William Wallace had nothing compared to this man.
So few outside of Ireland and Scotland know about Alasdair Mac Colla or Sir Alastair MacDonald as the English called him.
I have a biography of him. He was literally a giant amongst men.
Not the 7ft tall of legend but apparently 6ft 7 inches…which, compared to the King of Britain, Charles I Stuart and his a breath over 5feet, made Alasdair a formidable presence by all and every standard of his time.
Wow. I searched youtube for a video about my favourite Highlander and below was the best I could find right now.
P.S. Having a MacDonald grandmother and a MacGregor grandfather makes me a double enemy of Clan Campbell and their sneaky, murdering, lying tactics.
Glen Fruin and Glencoe are in my DNA. So is this man. A Viking/Dalriada Highlander.
In 1644 James Grahame, Marquis of Montrose, stormed his way into legend with a series of astonishing victories over the Covenanters. At his side stalked a shadowy but terrible ally – Alasdair MacColla, who had a far more ancient agenda of his own. MacColla’s aim was nothing less than the effective destruction of the power of Clan Campbell and its replacement by the older overlordship of the Macdonalds. MacColla was the first – and perhaps the last – great Celtic general of modern times, who lived at a dynamic time which saw the increasingly forgotten and marginalised Gaelic speaking peoples of Scotland and Ireland nearly succeed in regaining control of their lands and destiny. The author argues that it was in fact MacColla and not Montrose who was the true architect of the ‘Year of Victories’, and that without his Highland ally, Montrose’s blunders would have doomed him to disaster, thus presenting a compelling and radical reappraisal of Scottish history during the crucial years of the 1640s.
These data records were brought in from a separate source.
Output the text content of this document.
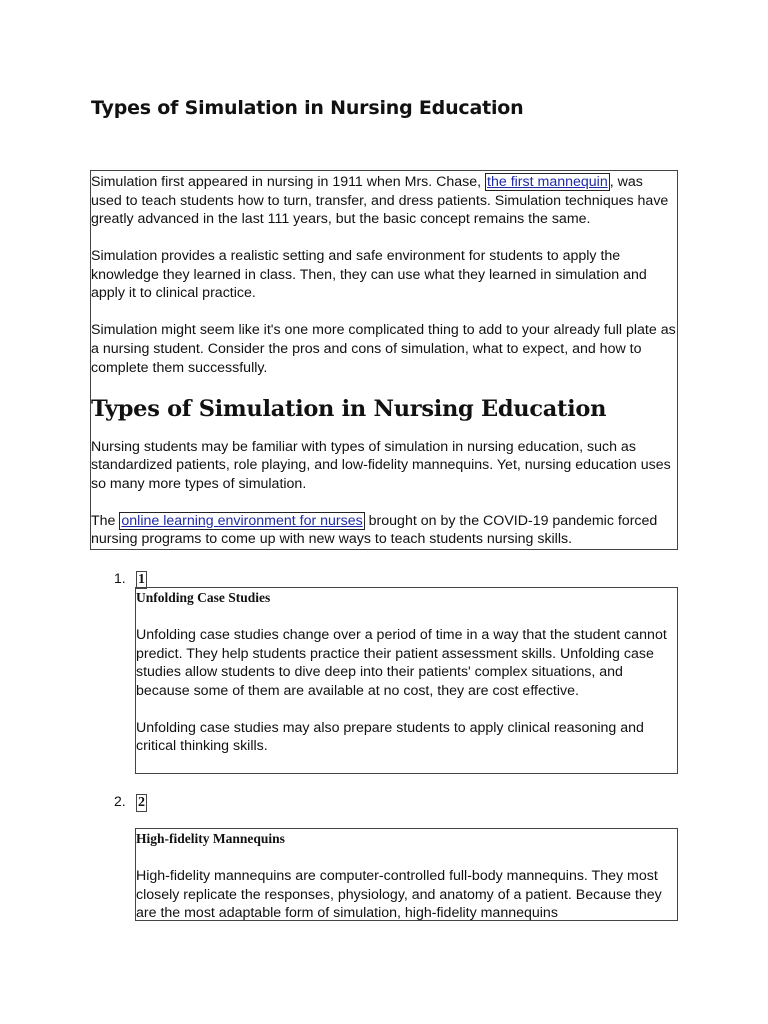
Types of Simulation in Nursing Education

Simulation first appeared in nursing in 1911 when Mrs. Chase, the first mannequin , was used to teach students how to turn, transfer, and dress patients. Simulation techniques have greatly advanced in the last 111 years, but the basic concept remains the same.

Simulation provides a realistic setting and safe environment for students to apply the knowledge they learned in class. Then, they can use what they learned in simulation and apply it to clinical practice.

Simulation might seem like it's one more complicated thing to add to your already full plate as a nursing student. Consider the pros and cons of simulation, what to expect, and how to complete them successfully.

Types of Simulation in Nursing Education

Nursing students may be familiar with types of simulation in nursing education, such as standardized patients, role playing, and low-fidelity mannequins. Yet, nursing education uses so many more types of simulation.

The online learning environment for nurses brought on by the COVID-19 pandemic forced nursing programs to come up with new ways to teach students nursing skills.

1. 1

Unfolding Case Studies

Unfolding case studies change over a period of time in a way that the student cannot predict. They help students practice their patient assessment skills. Unfolding case studies allow students to dive deep into their patients' complex situations, and because some of them are available at no cost, they are cost effective.

Unfolding case studies may also prepare students to apply clinical reasoning and critical thinking skills.

2. 2

High-fidelity Mannequins

High-fidelity mannequins are computer-controlled full-body mannequins. They most closely replicate the responses, physiology, and anatomy of a patient. Because they are the most adaptable form of simulation, high-fidelity mannequins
As MacColla’s actions were unwittingly to lead his people and culture to ruin, so his own career ended in chaos when, despite leading his own troops in a victorious charge, an incompetent general led him to defeat and death at Knocknanuss in Ireland. Superbly written, Highland Warrior is a compelling and dramatic sweep through some of the most eventful years in Scottish history, told in a text both authoritative and highly readable.